When I was growing up, “Jewish music” was like “Jewish cars.” It didn’t mean a thing.

On second thought, “Jewish cars” did mean something. It meant, for example, the Boat — an Olds 98 owned by the father of my my friend Mark. The Boat had electric windows and was oceanic. (Mark was richer than the rest of us.  He lived in the fancy part of town.  His doorbell lit up.)

Years later, a Cleveland gentile told me all humongous Detroit rides  were “Jew boats.” So maybe there were Jewish cars.

Re: Jewish music . . .

I learned about that at the house of another high school friend, Shelly Gordon. His parents knew Israeli and Yiddish music.  I was an adult when I got interested in Jewish music, and Shelly had already moved to Israel. (His parents were such Zionists most of the family wound up in Israel.)

Shelly’s parents were Labor Zionists (Poale Zion). They seemed to know every classic Israeli tune and how to dance and/or sing it. And the Gordon family attended a Yiddish camp in Michigan. (Farband/Jewish National Workers Alliance.)

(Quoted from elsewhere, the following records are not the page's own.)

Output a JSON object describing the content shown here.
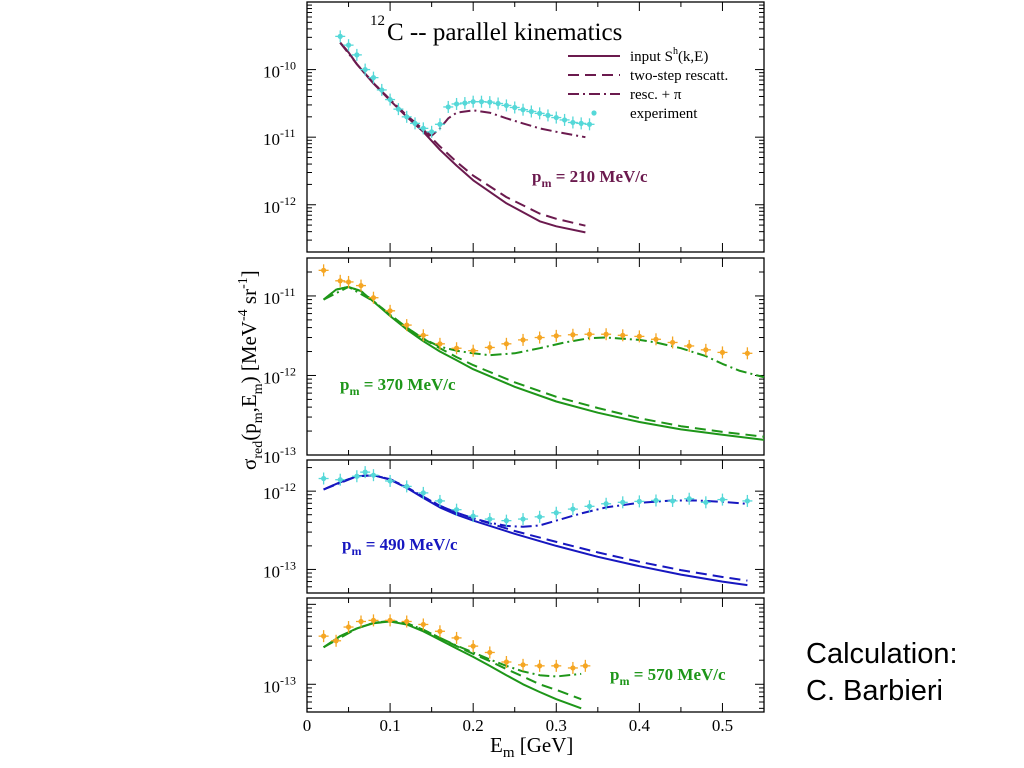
{
  "title_prefix": "12",
  "title_text": "C -- parallel kinematics",
  "credit": {
    "line1": "Calculation:",
    "line2": "C. Barbieri"
  },
  "colors": {
    "purple": "#6b1a4e",
    "green": "#1e9619",
    "blue": "#1717c0",
    "cyan": "#55d8d8",
    "orange": "#f5a623"
  },
  "legend": [
    {
      "style": "solid",
      "text": "input S",
      "sup": "h",
      "tail": "(k,E)"
    },
    {
      "style": "dashed",
      "text": "two-step rescatt.",
      "sup": "",
      "tail": ""
    },
    {
      "style": "dashdot",
      "text": "resc. + π",
      "sup": "",
      "tail": ""
    },
    {
      "style": "point",
      "text": "experiment",
      "sup": "",
      "tail": ""
    }
  ],
  "ylabel": {
    "sigma": "σ",
    "red": "red",
    "open": "(p",
    "m1": "m",
    "comma": ",E",
    "m2": "m",
    "close": ") [MeV",
    "exp4": "-4",
    "sr": " sr",
    "exp1": "-1",
    "bracket": "]"
  },
  "xlabel": {
    "main": "E",
    "sub": "m",
    "unit": " [GeV]"
  },
  "xticks": [
    "0",
    "0.1",
    "0.2",
    "0.3",
    "0.4",
    "0.5"
  ],
  "chart_data": [
    {
      "type": "line",
      "yscale": "log",
      "xlim": [
        0,
        0.55
      ],
      "ylim": [
        2e-13,
        1e-09
      ],
      "label_main": "p",
      "label_sub": "m",
      "label_rest": " = 210 MeV/c",
      "color_key": "purple",
      "ytick_labels": [
        {
          "mant": "10",
          "exp": "-10",
          "value": 1e-10
        },
        {
          "mant": "10",
          "exp": "-11",
          "value": 1e-11
        },
        {
          "mant": "10",
          "exp": "-12",
          "value": 1e-12
        }
      ],
      "series": [
        {
          "style": "solid",
          "x": [
            0.04,
            0.05,
            0.06,
            0.08,
            0.1,
            0.12,
            0.14,
            0.16,
            0.18,
            0.2,
            0.24,
            0.28,
            0.3,
            0.335
          ],
          "y": [
            2.5e-10,
            1.8e-10,
            1.2e-10,
            6.2e-11,
            3.5e-11,
            2e-11,
            1.2e-11,
            6.5e-12,
            3.8e-12,
            2.3e-12,
            1.05e-12,
            5.7e-13,
            4.8e-13,
            3.9e-13
          ]
        },
        {
          "style": "dashed",
          "x": [
            0.04,
            0.05,
            0.06,
            0.08,
            0.1,
            0.12,
            0.14,
            0.16,
            0.18,
            0.2,
            0.24,
            0.28,
            0.3,
            0.335
          ],
          "y": [
            2.5e-10,
            1.8e-10,
            1.2e-10,
            6.3e-11,
            3.6e-11,
            2.1e-11,
            1.3e-11,
            7.3e-12,
            4.3e-12,
            2.7e-12,
            1.3e-12,
            7.4e-13,
            6.2e-13,
            4.9e-13
          ]
        },
        {
          "style": "dashdot",
          "x": [
            0.04,
            0.06,
            0.08,
            0.1,
            0.12,
            0.14,
            0.15,
            0.16,
            0.17,
            0.18,
            0.2,
            0.22,
            0.24,
            0.26,
            0.28,
            0.3,
            0.335
          ],
          "y": [
            2.5e-10,
            1.2e-10,
            6.3e-11,
            3.6e-11,
            2.1e-11,
            1.3e-11,
            1.05e-11,
            1.35e-11,
            1.9e-11,
            2.3e-11,
            2.5e-11,
            2.3e-11,
            1.9e-11,
            1.6e-11,
            1.35e-11,
            1.2e-11,
            1e-11
          ]
        }
      ],
      "experiment": {
        "color_key": "cyan",
        "x": [
          0.04,
          0.05,
          0.06,
          0.07,
          0.08,
          0.09,
          0.1,
          0.11,
          0.12,
          0.13,
          0.14,
          0.15,
          0.16,
          0.17,
          0.18,
          0.19,
          0.2,
          0.21,
          0.22,
          0.23,
          0.24,
          0.25,
          0.26,
          0.27,
          0.28,
          0.29,
          0.3,
          0.31,
          0.32,
          0.33,
          0.34
        ],
        "y": [
          3.1e-10,
          2.3e-10,
          1.65e-10,
          1e-10,
          7.6e-11,
          5e-11,
          3.6e-11,
          2.6e-11,
          2e-11,
          1.6e-11,
          1.35e-11,
          1.2e-11,
          1.55e-11,
          2.8e-11,
          3.1e-11,
          3.2e-11,
          3.35e-11,
          3.35e-11,
          3.3e-11,
          3.15e-11,
          2.95e-11,
          2.75e-11,
          2.55e-11,
          2.4e-11,
          2.25e-11,
          2.1e-11,
          1.95e-11,
          1.8e-11,
          1.65e-11,
          1.6e-11,
          1.55e-11
        ]
      }
    },
    {
      "type": "line",
      "yscale": "log",
      "xlim": [
        0,
        0.55
      ],
      "ylim": [
        1e-13,
        3e-11
      ],
      "label_main": "p",
      "label_sub": "m",
      "label_rest": " = 370 MeV/c",
      "color_key": "green",
      "ytick_labels": [
        {
          "mant": "10",
          "exp": "-11",
          "value": 1e-11
        },
        {
          "mant": "10",
          "exp": "-12",
          "value": 1e-12
        },
        {
          "mant": "10",
          "exp": "-13",
          "value": 1e-13
        }
      ],
      "series": [
        {
          "style": "solid",
          "x": [
            0.02,
            0.035,
            0.05,
            0.065,
            0.08,
            0.1,
            0.12,
            0.14,
            0.16,
            0.18,
            0.2,
            0.25,
            0.3,
            0.35,
            0.4,
            0.45,
            0.5,
            0.55
          ],
          "y": [
            9e-12,
            1.2e-11,
            1.3e-11,
            1.15e-11,
            8.5e-12,
            5.6e-12,
            3.8e-12,
            2.7e-12,
            2e-12,
            1.55e-12,
            1.2e-12,
            7.2e-13,
            4.7e-13,
            3.4e-13,
            2.6e-13,
            2.1e-13,
            1.8e-13,
            1.55e-13
          ]
        },
        {
          "style": "dashed",
          "x": [
            0.02,
            0.035,
            0.05,
            0.065,
            0.08,
            0.1,
            0.12,
            0.14,
            0.16,
            0.18,
            0.2,
            0.25,
            0.3,
            0.35,
            0.4,
            0.45,
            0.5,
            0.55
          ],
          "y": [
            9e-12,
            1.2e-11,
            1.3e-11,
            1.15e-11,
            8.6e-12,
            5.8e-12,
            4e-12,
            2.9e-12,
            2.2e-12,
            1.7e-12,
            1.35e-12,
            8.2e-13,
            5.4e-13,
            3.9e-13,
            2.9e-13,
            2.3e-13,
            1.95e-13,
            1.7e-13
          ]
        },
        {
          "style": "dashdot",
          "x": [
            0.02,
            0.05,
            0.08,
            0.1,
            0.12,
            0.14,
            0.16,
            0.18,
            0.2,
            0.22,
            0.25,
            0.28,
            0.31,
            0.34,
            0.36,
            0.38,
            0.4,
            0.42,
            0.45,
            0.48,
            0.5,
            0.52,
            0.55
          ],
          "y": [
            9e-12,
            1.3e-11,
            8.6e-12,
            5.8e-12,
            4e-12,
            2.9e-12,
            2.3e-12,
            2.05e-12,
            1.9e-12,
            1.8e-12,
            1.9e-12,
            2.2e-12,
            2.6e-12,
            2.95e-12,
            3e-12,
            2.9e-12,
            2.8e-12,
            2.6e-12,
            2.2e-12,
            1.75e-12,
            1.4e-12,
            1.15e-12,
            9.5e-13
          ]
        }
      ],
      "experiment": {
        "color_key": "orange",
        "x": [
          0.02,
          0.04,
          0.05,
          0.065,
          0.08,
          0.1,
          0.12,
          0.14,
          0.16,
          0.18,
          0.2,
          0.22,
          0.24,
          0.26,
          0.28,
          0.3,
          0.32,
          0.34,
          0.36,
          0.38,
          0.4,
          0.42,
          0.44,
          0.46,
          0.48,
          0.5,
          0.53
        ],
        "y": [
          2.1e-11,
          1.55e-11,
          1.5e-11,
          1.35e-11,
          9.5e-12,
          6.5e-12,
          4.3e-12,
          3.2e-12,
          2.5e-12,
          2.2e-12,
          2.05e-12,
          2.25e-12,
          2.5e-12,
          2.8e-12,
          3e-12,
          3.15e-12,
          3.25e-12,
          3.3e-12,
          3.3e-12,
          3.2e-12,
          3.1e-12,
          2.85e-12,
          2.6e-12,
          2.35e-12,
          2.1e-12,
          1.95e-12,
          1.9e-12
        ]
      }
    },
    {
      "type": "line",
      "yscale": "log",
      "xlim": [
        0,
        0.55
      ],
      "ylim": [
        5e-14,
        2.5e-12
      ],
      "label_main": "p",
      "label_sub": "m",
      "label_rest": " = 490 MeV/c",
      "color_key": "blue",
      "ytick_labels": [
        {
          "mant": "10",
          "exp": "-12",
          "value": 1e-12
        },
        {
          "mant": "10",
          "exp": "-13",
          "value": 1e-13
        }
      ],
      "series": [
        {
          "style": "solid",
          "x": [
            0.02,
            0.04,
            0.06,
            0.08,
            0.1,
            0.12,
            0.14,
            0.16,
            0.18,
            0.2,
            0.25,
            0.3,
            0.35,
            0.4,
            0.45,
            0.5,
            0.53
          ],
          "y": [
            1.05e-12,
            1.3e-12,
            1.55e-12,
            1.6e-12,
            1.4e-12,
            1.1e-12,
            8.2e-13,
            6.2e-13,
            5e-13,
            4.2e-13,
            2.85e-13,
            2e-13,
            1.45e-13,
            1.1e-13,
            8.6e-14,
            7e-14,
            6.3e-14
          ]
        },
        {
          "style": "dashed",
          "x": [
            0.02,
            0.04,
            0.06,
            0.08,
            0.1,
            0.12,
            0.14,
            0.16,
            0.18,
            0.2,
            0.25,
            0.3,
            0.35,
            0.4,
            0.45,
            0.5,
            0.53
          ],
          "y": [
            1.05e-12,
            1.3e-12,
            1.55e-12,
            1.6e-12,
            1.42e-12,
            1.12e-12,
            8.5e-13,
            6.5e-13,
            5.3e-13,
            4.5e-13,
            3.1e-13,
            2.25e-13,
            1.65e-13,
            1.25e-13,
            9.8e-14,
            8e-14,
            7.2e-14
          ]
        },
        {
          "style": "dashdot",
          "x": [
            0.02,
            0.06,
            0.08,
            0.1,
            0.12,
            0.14,
            0.16,
            0.18,
            0.2,
            0.22,
            0.24,
            0.26,
            0.28,
            0.3,
            0.33,
            0.36,
            0.4,
            0.44,
            0.47,
            0.5,
            0.53
          ],
          "y": [
            1.05e-12,
            1.55e-12,
            1.6e-12,
            1.42e-12,
            1.12e-12,
            8.5e-13,
            6.5e-13,
            5.3e-13,
            4.5e-13,
            3.95e-13,
            3.6e-13,
            3.5e-13,
            3.65e-13,
            4.2e-13,
            5.2e-13,
            6.2e-13,
            7.1e-13,
            7.6e-13,
            7.6e-13,
            7.3e-13,
            6.9e-13
          ]
        }
      ],
      "experiment": {
        "color_key": "cyan",
        "x": [
          0.02,
          0.04,
          0.06,
          0.07,
          0.08,
          0.1,
          0.12,
          0.14,
          0.16,
          0.18,
          0.2,
          0.22,
          0.24,
          0.26,
          0.28,
          0.3,
          0.32,
          0.34,
          0.36,
          0.38,
          0.4,
          0.42,
          0.44,
          0.46,
          0.48,
          0.5,
          0.53
        ],
        "y": [
          1.45e-12,
          1.4e-12,
          1.55e-12,
          1.75e-12,
          1.6e-12,
          1.35e-12,
          1.15e-12,
          9.5e-13,
          7.5e-13,
          5.8e-13,
          4.8e-13,
          4.4e-13,
          4.2e-13,
          4.4e-13,
          4.7e-13,
          5.3e-13,
          5.9e-13,
          6.4e-13,
          6.9e-13,
          7.2e-13,
          7.4e-13,
          7.6e-13,
          7.5e-13,
          8e-13,
          7.2e-13,
          7.8e-13,
          7.5e-13
        ]
      }
    },
    {
      "type": "line",
      "yscale": "log",
      "xlim": [
        0,
        0.55
      ],
      "ylim": [
        4.5e-14,
        1.2e-12
      ],
      "label_main": "p",
      "label_sub": "m",
      "label_rest": " = 570 MeV/c",
      "color_key": "green",
      "ytick_labels": [
        {
          "mant": "10",
          "exp": "-13",
          "value": 1e-13
        }
      ],
      "series": [
        {
          "style": "solid",
          "x": [
            0.02,
            0.04,
            0.06,
            0.08,
            0.1,
            0.12,
            0.14,
            0.16,
            0.18,
            0.2,
            0.22,
            0.24,
            0.26,
            0.28,
            0.3,
            0.33
          ],
          "y": [
            2.9e-13,
            4e-13,
            5e-13,
            5.8e-13,
            6.1e-13,
            5.6e-13,
            4.6e-13,
            3.6e-13,
            2.8e-13,
            2.2e-13,
            1.7e-13,
            1.3e-13,
            1e-13,
            8e-14,
            6.5e-14,
            5e-14
          ]
        },
        {
          "style": "dashed",
          "x": [
            0.02,
            0.04,
            0.06,
            0.08,
            0.1,
            0.12,
            0.14,
            0.16,
            0.18,
            0.2,
            0.22,
            0.24,
            0.26,
            0.28,
            0.3,
            0.33
          ],
          "y": [
            2.9e-13,
            4e-13,
            5e-13,
            5.85e-13,
            6.2e-13,
            5.8e-13,
            4.8e-13,
            3.8e-13,
            3e-13,
            2.4e-13,
            1.95e-13,
            1.55e-13,
            1.25e-13,
            1e-13,
            8.5e-14,
            6.5e-14
          ]
        },
        {
          "style": "dashdot",
          "x": [
            0.02,
            0.06,
            0.08,
            0.1,
            0.12,
            0.14,
            0.16,
            0.18,
            0.2,
            0.22,
            0.24,
            0.26,
            0.28,
            0.3,
            0.33
          ],
          "y": [
            2.9e-13,
            5e-13,
            5.85e-13,
            6.2e-13,
            5.8e-13,
            4.8e-13,
            3.8e-13,
            3.05e-13,
            2.5e-13,
            2.05e-13,
            1.7e-13,
            1.45e-13,
            1.3e-13,
            1.25e-13,
            1.35e-13
          ]
        }
      ],
      "experiment": {
        "color_key": "orange",
        "x": [
          0.02,
          0.035,
          0.05,
          0.065,
          0.08,
          0.1,
          0.12,
          0.14,
          0.16,
          0.18,
          0.2,
          0.22,
          0.24,
          0.26,
          0.28,
          0.3,
          0.32,
          0.335
        ],
        "y": [
          4e-13,
          3.5e-13,
          5.2e-13,
          6.1e-13,
          6.3e-13,
          6.3e-13,
          6.1e-13,
          5.6e-13,
          4.6e-13,
          3.8e-13,
          3e-13,
          2.5e-13,
          1.9e-13,
          1.75e-13,
          1.7e-13,
          1.7e-13,
          1.6e-13,
          1.7e-13
        ]
      }
    }
  ]
}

The parents didn’t know from sports, which was odd because Shelly turned into a star athlete. He played tennis for Ohio State and became a tennis instructor in Israel. Shelly has done that for more than 30 years. (Still at it, at the Israel Tennis Center in Jerusalem, ) He never took a private tennis lesson.

Shelly didn’t care about Jewish music; he cared about the Browns, Buckeyes and Indians. In Israel he logs on — to this day — at about 3 a.m. to catch Cleveland sports scores on the Internet. He has a yarmulke that reads “Cleveland Cavaliers.”

When I visited Shelly,  I played The Wall: Shelly.   He  rarely missed a ball. At the tennis center, Shelly was like Moshiach (Messiah); he had the highest seniority and everybody deferred to him. He had even beaten Andy Ram, a Wimbledon doubles champion. “Andy was 12 at the time,” Shelly pointed out.

Shelly’s dad, Sanford (the man who knew all the Hebrew tunes), never played tennis. In fact Mr. Gordon was so oblivious to sports he didn’t even enroll Shelly in Little League. Mr. Gordon was not an immigrant or DP (Displaced Person); he was a NASA scientist and full-time Zionist. Baseball meant nothing to Israelis, thus, it meant nothing to Mr. Gordon.

Shelly went to a Zionist camp in Michigan. (Habonim camp.)

On the flipside: My parents played tennis; didn’t collect Jewish song books; didn’t send me to any kind of camp; and my dad managed a Little League team.

So I wound up playing klezmer music.